GIANFORTE: It's a good point, because even within Montana, the problem is different. In a small town like Denton or Malta — where they haven't built a new home in 40 years — there are few general contractors. How do you solve that problem? Well, we just recruited modular home manufacturer Dvele to Montana and they're investing $80 million in a 360,000-square-foot manufacturing plant in Butte. They're going to create 450 jobs. In those smaller communities, you may not be able to find a carpenter to frame up a house, but you can find somebody who will pour a slab and put the basic plumbing in, and then you can truck a manufactured home in. That might be the way we get started in these rural communities.

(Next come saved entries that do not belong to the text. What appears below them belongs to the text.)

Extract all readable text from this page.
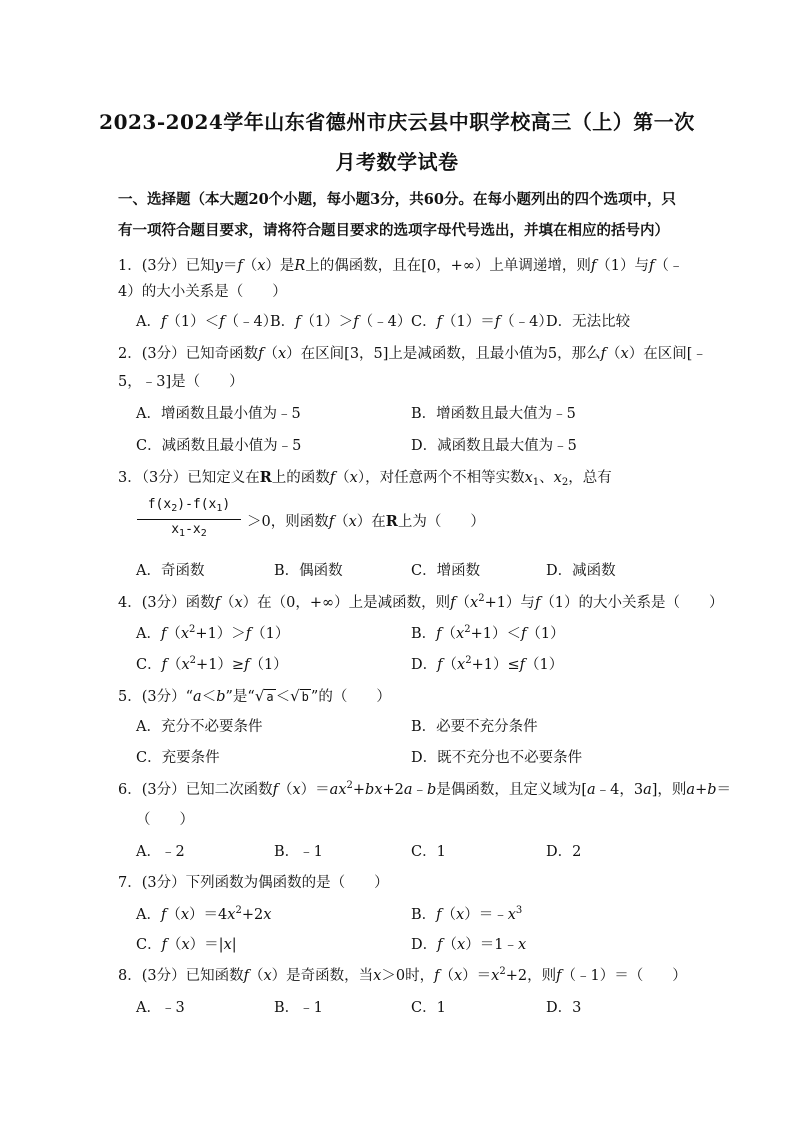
2023-2024学年山东省德州市庆云县中职学校高三（上）第一次
月考数学试卷
一、选择题（本大题20个小题，每小题3分，共60分。在每小题列出的四个选项中，只有一项符合题目要求，请将符合题目要求的选项字母代号选出，并填在相应的括号内）
1．(3分）已知y＝f（x）是R上的偶函数，且在[0，+∞）上单调递增，则f（1）与f（﹣
4）的大小关系是（　　）
A．f（1）＜f（﹣4）
B．f（1）＞f（﹣4） C．f（1）＝f（﹣4）
D．无法比较
2．(3分）已知奇函数f（x）在区间[3，5]上是减函数，且最小值为5，那么f（x）在区间[﹣
5，﹣3]是（　　）
A．增函数且最小值为﹣5	B．增函数且最大值为﹣5
C．减函数且最小值为﹣5	D．减函数且最大值为﹣5
3．（3分）已知定义在R上的函数f（x），对任意两个不相等实数$x_1$、$x_2$，总有
$f(x_2)-f(x_1)$
$x_1-x_2$
＞0，则函数f（x）在R上为（　　）
A．奇函数	B．偶函数	C．增函数	D．减函数
4．(3分）函数f（x）在（0，+∞）上是减函数，则$f(x^2+1)$与f（1）的大小关系是（　　）
A．$f(x^2+1)>f(1)$	B．$f(x^2+1)<f(1)$
C．$f(x^2+1)\ge f(1)$	D．$f(x^2+1)\le f(1)$
5．(3分）“a＜b”是“√ a ＜√ b ”的（　　）
A．充分不必要条件	B．必要不充分条件
C．充要条件	D．既不充分也不必要条件
6．(3分）已知二次函数$f(x)=ax^2+bx+2a﹣b$是偶函数，且定义域为[a﹣4，3a]，则a+b＝
（　　）
A．﹣2	B．﹣1	C．1	D．2
7．(3分）下列函数为偶函数的是（　　）
A．$f(x)=4x^2+2x$	B．$f(x)=﹣x^3$
C．f（x）＝|x|	D．f（x）＝1﹣x
8．(3分）已知函数f（x）是奇函数，当x＞0时，$f(x)=x^2+2$，则f（﹣1）＝（　　）
A．﹣3	B．﹣1	C．1	D．3
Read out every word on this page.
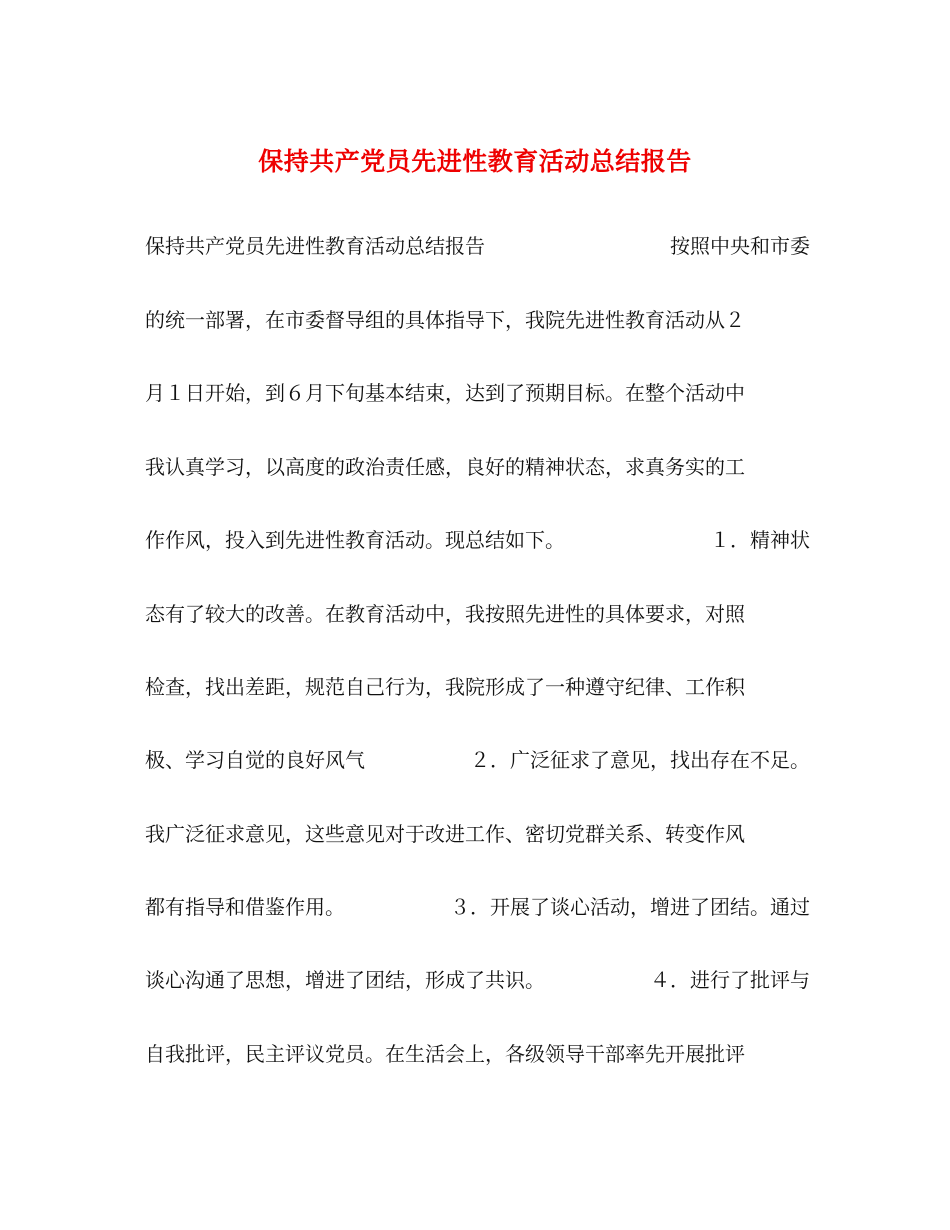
保持共产党员先进性教育活动总结报告

保持共产党员先进性教育活动总结报告

	按照中央和市委

的统一部署，在市委督导组的具体指导下，我院先进性教育活动从２

月１日开始，到６月下旬基本结束，达到了预期目标。在整个活动中

我认真学习，以高度的政治责任感，良好的精神状态，求真务实的工

作作风，投入到先进性教育活动。现总结如下。

	１．精神状

态有了较大的改善。在教育活动中，我按照先进性的具体要求，对照

检查，找出差距，规范自己行为，我院形成了一种遵守纪律、工作积

极、学习自觉的良好风气

	２．广泛征求了意见，找出存在不足。

我广泛征求意见，这些意见对于改进工作、密切党群关系、转变作风

都有指导和借鉴作用。

	３．开展了谈心活动，增进了团结。通过

谈心沟通了思想，增进了团结，形成了共识。

	４．进行了批评与

自我批评，民主评议党员。在生活会上，各级领导干部率先开展批评
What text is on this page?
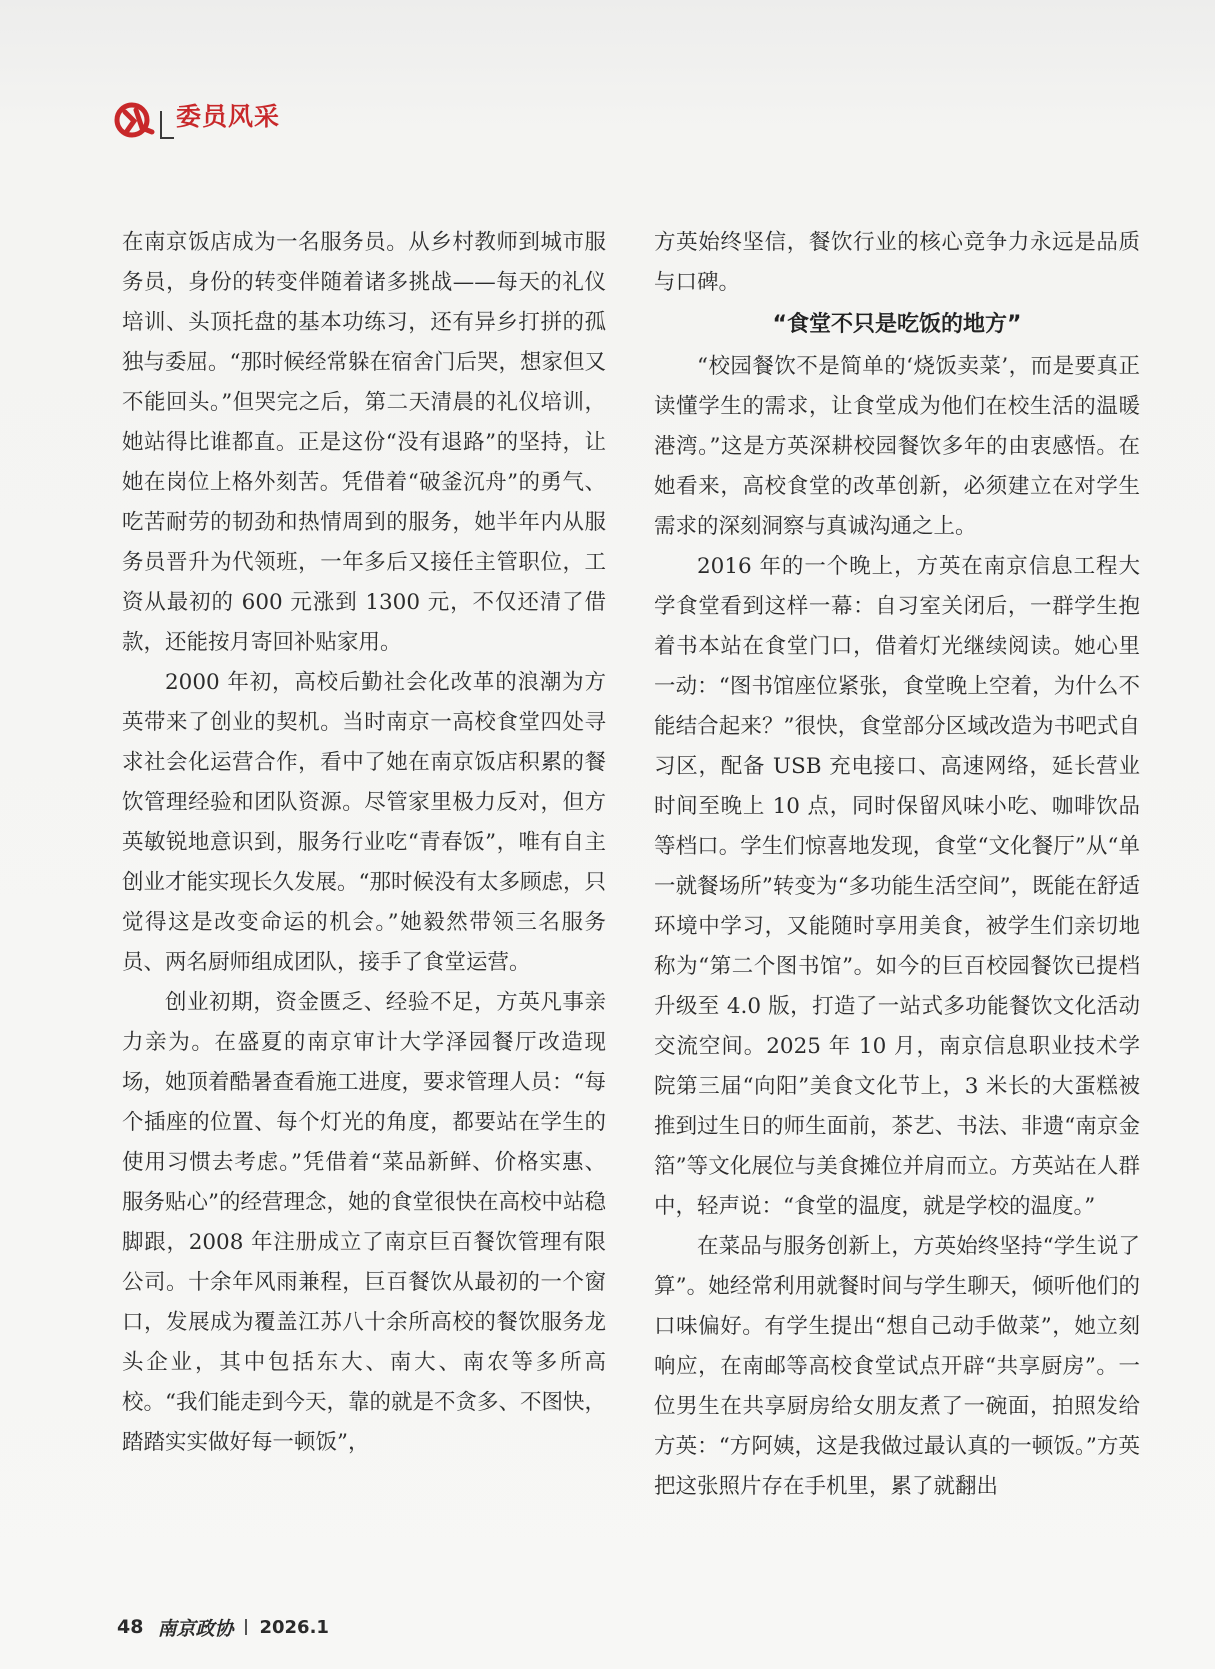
委员风采

在南京饭店成为一名服务员。从乡村教师到城市服务员，身份的转变伴随着诸多挑战——每天的礼仪培训、头顶托盘的基本功练习，还有异乡打拼的孤独与委屈。“那时候经常躲在宿舍门后哭，想家但又不能回头。”但哭完之后，第二天清晨的礼仪培训，她站得比谁都直。正是这份“没有退路”的坚持，让她在岗位上格外刻苦。凭借着“破釜沉舟”的勇气、吃苦耐劳的韧劲和热情周到的服务，她半年内从服务员晋升为代领班，一年多后又接任主管职位，工资从最初的 600 元涨到 1300 元，不仅还清了借款，还能按月寄回补贴家用。

2000 年初，高校后勤社会化改革的浪潮为方英带来了创业的契机。当时南京一高校食堂四处寻求社会化运营合作，看中了她在南京饭店积累的餐饮管理经验和团队资源。尽管家里极力反对，但方英敏锐地意识到，服务行业吃“青春饭”，唯有自主创业才能实现长久发展。“那时候没有太多顾虑，只觉得这是改变命运的机会。”她毅然带领三名服务员、两名厨师组成团队，接手了食堂运营。

创业初期，资金匮乏、经验不足，方英凡事亲力亲为。在盛夏的南京审计大学泽园餐厅改造现场，她顶着酷暑查看施工进度，要求管理人员：“每个插座的位置、每个灯光的角度，都要站在学生的使用习惯去考虑。”凭借着“菜品新鲜、价格实惠、服务贴心”的经营理念，她的食堂很快在高校中站稳脚跟，2008 年注册成立了南京巨百餐饮管理有限公司。十余年风雨兼程，巨百餐饮从最初的一个窗口，发展成为覆盖江苏八十余所高校的餐饮服务龙头企业，其中包括东大、南大、南农等多所高校。“我们能走到今天，靠的就是不贪多、不图快，踏踏实实做好每一顿饭”，

方英始终坚信，餐饮行业的核心竞争力永远是品质与口碑。

“食堂不只是吃饭的地方”

“校园餐饮不是简单的‘烧饭卖菜’，而是要真正读懂学生的需求，让食堂成为他们在校生活的温暖港湾。”这是方英深耕校园餐饮多年的由衷感悟。在她看来，高校食堂的改革创新，必须建立在对学生需求的深刻洞察与真诚沟通之上。

2016 年的一个晚上，方英在南京信息工程大学食堂看到这样一幕：自习室关闭后，一群学生抱着书本站在食堂门口，借着灯光继续阅读。她心里一动：“图书馆座位紧张，食堂晚上空着，为什么不能结合起来？”很快，食堂部分区域改造为书吧式自习区，配备 USB 充电接口、高速网络，延长营业时间至晚上 10 点，同时保留风味小吃、咖啡饮品等档口。学生们惊喜地发现，食堂“文化餐厅”从“单一就餐场所”转变为“多功能生活空间”，既能在舒适环境中学习，又能随时享用美食，被学生们亲切地称为“第二个图书馆”。如今的巨百校园餐饮已提档升级至 4.0 版，打造了一站式多功能餐饮文化活动交流空间。2025 年 10 月，南京信息职业技术学院第三届“向阳”美食文化节上，3 米长的大蛋糕被推到过生日的师生面前，茶艺、书法、非遗“南京金箔”等文化展位与美食摊位并肩而立。方英站在人群中，轻声说：“食堂的温度，就是学校的温度。”

在菜品与服务创新上，方英始终坚持“学生说了算”。她经常利用就餐时间与学生聊天，倾听他们的口味偏好。有学生提出“想自己动手做菜”，她立刻响应，在南邮等高校食堂试点开辟“共享厨房”。一位男生在共享厨房给女朋友煮了一碗面，拍照发给方英：“方阿姨，这是我做过最认真的一顿饭。”方英把这张照片存在手机里，累了就翻出

48 南京政协 2026.1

BROOKS: A lot of the work that you've done is revolutionary. Where do you go from here and how do you see that not only really moving the needle on housing supply, but really changing the landscape of your state?
GIANFORTE: Anybody that's worked with me knows my methodology is very simple. To use a football analogy, we ran a lot of three-yard and five-yard plays instead of throwing Hail Mary passes. We moved the chains, we put some points on the board, but we're not done. I've reconvened my diverse, bipartisan housing task force and asked them to bring us the next set of ideas. We haven't by any means solved this problem in Montana. We still have people sleeping in RVs on the streets. They should be in homes. And it's the commitment of our administration to make that happen.